We do not believe, as appellant argues in his brief, that this decision will destroy the concept of privity which we have previously required in professional-client malpractice actions, thereby subjecting all professionals to potentially unlimited liability. As we stated above, this is not a malpractice case; it is an ordinary negligence case in which privity has never been an essential element. Here, appellant hospital is liable to third parties because it violated its duty owed to those third parties to conform to a given standard of conduct. See also Bodin v. Gill, 216 Ga. 467 (117 SE2d 325) (1960)

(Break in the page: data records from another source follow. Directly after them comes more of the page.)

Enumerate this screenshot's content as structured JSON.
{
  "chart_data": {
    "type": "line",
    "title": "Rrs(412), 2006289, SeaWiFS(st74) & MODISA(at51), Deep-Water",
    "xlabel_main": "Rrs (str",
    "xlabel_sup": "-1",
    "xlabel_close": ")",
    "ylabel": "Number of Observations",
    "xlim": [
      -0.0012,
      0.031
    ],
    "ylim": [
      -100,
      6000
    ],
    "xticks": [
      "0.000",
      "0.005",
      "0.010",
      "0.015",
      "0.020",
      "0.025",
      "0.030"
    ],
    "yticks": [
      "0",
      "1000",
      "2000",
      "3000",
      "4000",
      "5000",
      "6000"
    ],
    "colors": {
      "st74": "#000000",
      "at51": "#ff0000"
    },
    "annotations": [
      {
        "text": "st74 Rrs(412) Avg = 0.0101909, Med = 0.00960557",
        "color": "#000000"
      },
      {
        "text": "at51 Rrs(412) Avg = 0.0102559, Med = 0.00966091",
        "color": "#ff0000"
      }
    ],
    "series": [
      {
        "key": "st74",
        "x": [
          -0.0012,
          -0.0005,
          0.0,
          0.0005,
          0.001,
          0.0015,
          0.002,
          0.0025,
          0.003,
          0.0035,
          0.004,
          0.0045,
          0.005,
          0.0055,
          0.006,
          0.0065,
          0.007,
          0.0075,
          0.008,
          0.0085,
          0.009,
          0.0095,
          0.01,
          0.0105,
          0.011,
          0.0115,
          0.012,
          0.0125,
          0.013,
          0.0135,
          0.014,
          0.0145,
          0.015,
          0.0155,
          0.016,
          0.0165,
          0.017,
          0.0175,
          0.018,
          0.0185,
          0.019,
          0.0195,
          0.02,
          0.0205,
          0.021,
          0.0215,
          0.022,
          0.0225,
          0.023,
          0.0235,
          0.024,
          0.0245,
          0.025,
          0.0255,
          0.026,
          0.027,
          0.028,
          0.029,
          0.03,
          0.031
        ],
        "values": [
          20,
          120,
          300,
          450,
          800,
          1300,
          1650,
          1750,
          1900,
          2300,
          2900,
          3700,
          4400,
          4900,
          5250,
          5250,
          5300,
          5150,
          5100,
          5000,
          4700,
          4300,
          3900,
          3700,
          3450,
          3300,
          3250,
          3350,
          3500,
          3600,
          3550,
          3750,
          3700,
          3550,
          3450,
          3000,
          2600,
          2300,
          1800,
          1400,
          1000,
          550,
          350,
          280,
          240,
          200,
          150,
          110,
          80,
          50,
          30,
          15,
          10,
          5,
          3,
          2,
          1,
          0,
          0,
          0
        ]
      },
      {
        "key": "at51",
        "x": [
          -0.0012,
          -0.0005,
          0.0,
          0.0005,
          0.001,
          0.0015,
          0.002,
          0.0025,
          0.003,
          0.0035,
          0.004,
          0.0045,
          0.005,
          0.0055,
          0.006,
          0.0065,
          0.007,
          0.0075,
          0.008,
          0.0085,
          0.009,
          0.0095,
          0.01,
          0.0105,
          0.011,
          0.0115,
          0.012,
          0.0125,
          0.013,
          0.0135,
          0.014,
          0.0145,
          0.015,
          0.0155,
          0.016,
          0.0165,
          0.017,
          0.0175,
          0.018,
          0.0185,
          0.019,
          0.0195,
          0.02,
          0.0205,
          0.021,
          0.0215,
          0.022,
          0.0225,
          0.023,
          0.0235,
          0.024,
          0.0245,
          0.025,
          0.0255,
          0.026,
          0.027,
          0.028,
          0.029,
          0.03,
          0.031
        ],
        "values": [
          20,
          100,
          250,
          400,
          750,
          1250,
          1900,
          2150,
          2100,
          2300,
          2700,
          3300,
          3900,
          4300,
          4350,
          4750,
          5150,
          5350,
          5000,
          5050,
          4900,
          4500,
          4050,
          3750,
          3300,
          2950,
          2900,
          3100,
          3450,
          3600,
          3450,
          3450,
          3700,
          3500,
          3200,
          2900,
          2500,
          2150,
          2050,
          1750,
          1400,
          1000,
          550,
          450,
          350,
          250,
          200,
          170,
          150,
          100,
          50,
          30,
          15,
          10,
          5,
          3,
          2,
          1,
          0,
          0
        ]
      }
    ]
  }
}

UPON WITHDRAWAL OF APPELLANT'S MOTION FOR REHEARING, AND
UPON CONSIDERATION OF THE COURT'S OWN MOTION.
(NOVEMBER 23, 1982)
I concur in the judgment affirming the trial court and the jury verdict. However, I disagree with the adoption of a simple negligence standard in cases involving intervening criminal acts, for reason that few are wise enough to foretell the conduct of another, and the imposition of such a standard places upon a prudent man the requirement that he know in advance what another will do.
I would adopt and apply to this case the rule expressed in Truelove v. Wilson, 159 Ga. App. 906
, 908 (285 SE2d 556
) (1981), authorizing recovery for damages which are the direct and proximate result of conduct which evidences a wilful intention to inflict injury or which is so reckless or so charged with indifference to the consequences as to justify the jury in finding a wantonness equivalent in spirit to actual intent.

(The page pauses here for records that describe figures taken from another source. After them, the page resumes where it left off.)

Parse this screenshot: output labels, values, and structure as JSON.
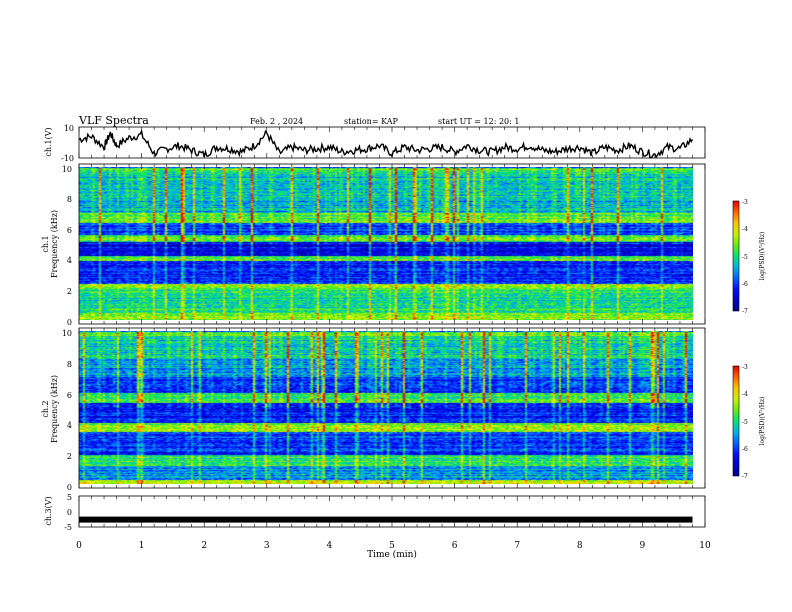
{
  "header": {
    "title": "VLF Spectra",
    "date": "Feb. 2 , 2024",
    "station": "station= KAP",
    "start": "start  UT =   12: 20: 1"
  },
  "chart_data": [
    {
      "type": "line",
      "name": "ch1-waveform",
      "ylabel": "ch.1(V)",
      "ylim": [
        -10,
        10
      ],
      "yticks": [
        "10",
        "-10"
      ],
      "xlim": [
        0,
        10
      ],
      "x": [
        0,
        0.2,
        0.4,
        0.5,
        0.6,
        0.8,
        1.0,
        1.2,
        1.4,
        1.6,
        1.8,
        2.0,
        2.2,
        2.4,
        2.6,
        2.8,
        3.0,
        3.2,
        3.4,
        3.6,
        3.8,
        4.0,
        4.2,
        4.4,
        4.6,
        4.8,
        5.0,
        5.2,
        5.4,
        5.6,
        5.8,
        6.0,
        6.2,
        6.4,
        6.6,
        6.8,
        7.0,
        7.2,
        7.4,
        7.6,
        7.8,
        8.0,
        8.2,
        8.4,
        8.6,
        8.8,
        9.0,
        9.2,
        9.4,
        9.6,
        9.8
      ],
      "y": [
        2,
        4,
        -3,
        6,
        -2,
        3,
        5,
        -7,
        -4,
        -2,
        -5,
        -8,
        -3,
        -4,
        -6,
        -2,
        6,
        -7,
        -3,
        -5,
        -4,
        -3,
        -6,
        -5,
        -4,
        -2,
        -7,
        -3,
        -5,
        -4,
        -3,
        -6,
        -2,
        -5,
        -6,
        -3,
        -4,
        -2,
        -5,
        -6,
        -4,
        -3,
        -7,
        -3,
        -5,
        -2,
        -6,
        -8,
        -3,
        -4,
        2
      ]
    },
    {
      "type": "heatmap",
      "name": "ch1-spectrogram",
      "ylabel": "Frequency (kHz)",
      "channel_label": "ch.1",
      "xlim": [
        0,
        9.8
      ],
      "ylim": [
        0,
        10
      ],
      "yticks": [
        "0",
        "2",
        "4",
        "6",
        "8",
        "10"
      ],
      "colorbar": {
        "label": "log(PSD)(V²/Hz)",
        "range": [
          -7,
          -3
        ],
        "ticks": [
          "-3",
          "-4",
          "-5",
          "-6",
          "-7"
        ]
      }
    },
    {
      "type": "heatmap",
      "name": "ch2-spectrogram",
      "ylabel": "Frequency (kHz)",
      "channel_label": "ch.2",
      "xlim": [
        0,
        9.8
      ],
      "ylim": [
        0,
        10
      ],
      "yticks": [
        "0",
        "2",
        "4",
        "6",
        "8",
        "10"
      ],
      "colorbar": {
        "label": "log(PSD)(V²/Hz)",
        "range": [
          -7,
          -3
        ],
        "ticks": [
          "-3",
          "-4",
          "-5",
          "-6",
          "-7"
        ]
      }
    },
    {
      "type": "line",
      "name": "ch3-waveform",
      "ylabel": "ch.3(V)",
      "ylim": [
        -5,
        5
      ],
      "yticks": [
        "5",
        "0",
        "-5"
      ],
      "xlim": [
        0,
        10
      ],
      "x": [
        0,
        9.8
      ],
      "y": [
        -2.6,
        -2.6
      ]
    }
  ],
  "xaxis": {
    "label": "Time (min)",
    "ticks": [
      "0",
      "1",
      "2",
      "3",
      "4",
      "5",
      "6",
      "7",
      "8",
      "9",
      "10"
    ],
    "range": [
      0,
      10
    ]
  },
  "colors": {
    "low": "#0000b0",
    "mid": "#00e050",
    "high": "#ff0000"
  }
}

Because in this case there was no enumeration of error relating to the trial court's charge on simple negligence, the failure of the trial court to charge the rule of Truelove, supra, was not presented for review on appeal, and, as the evidence in this case plainly would support a recovery under the theory of wilful and wanton conduct, the judgment should be affirmed.
I am authorized to state that Justice Clarke and Justice Bell concur herein.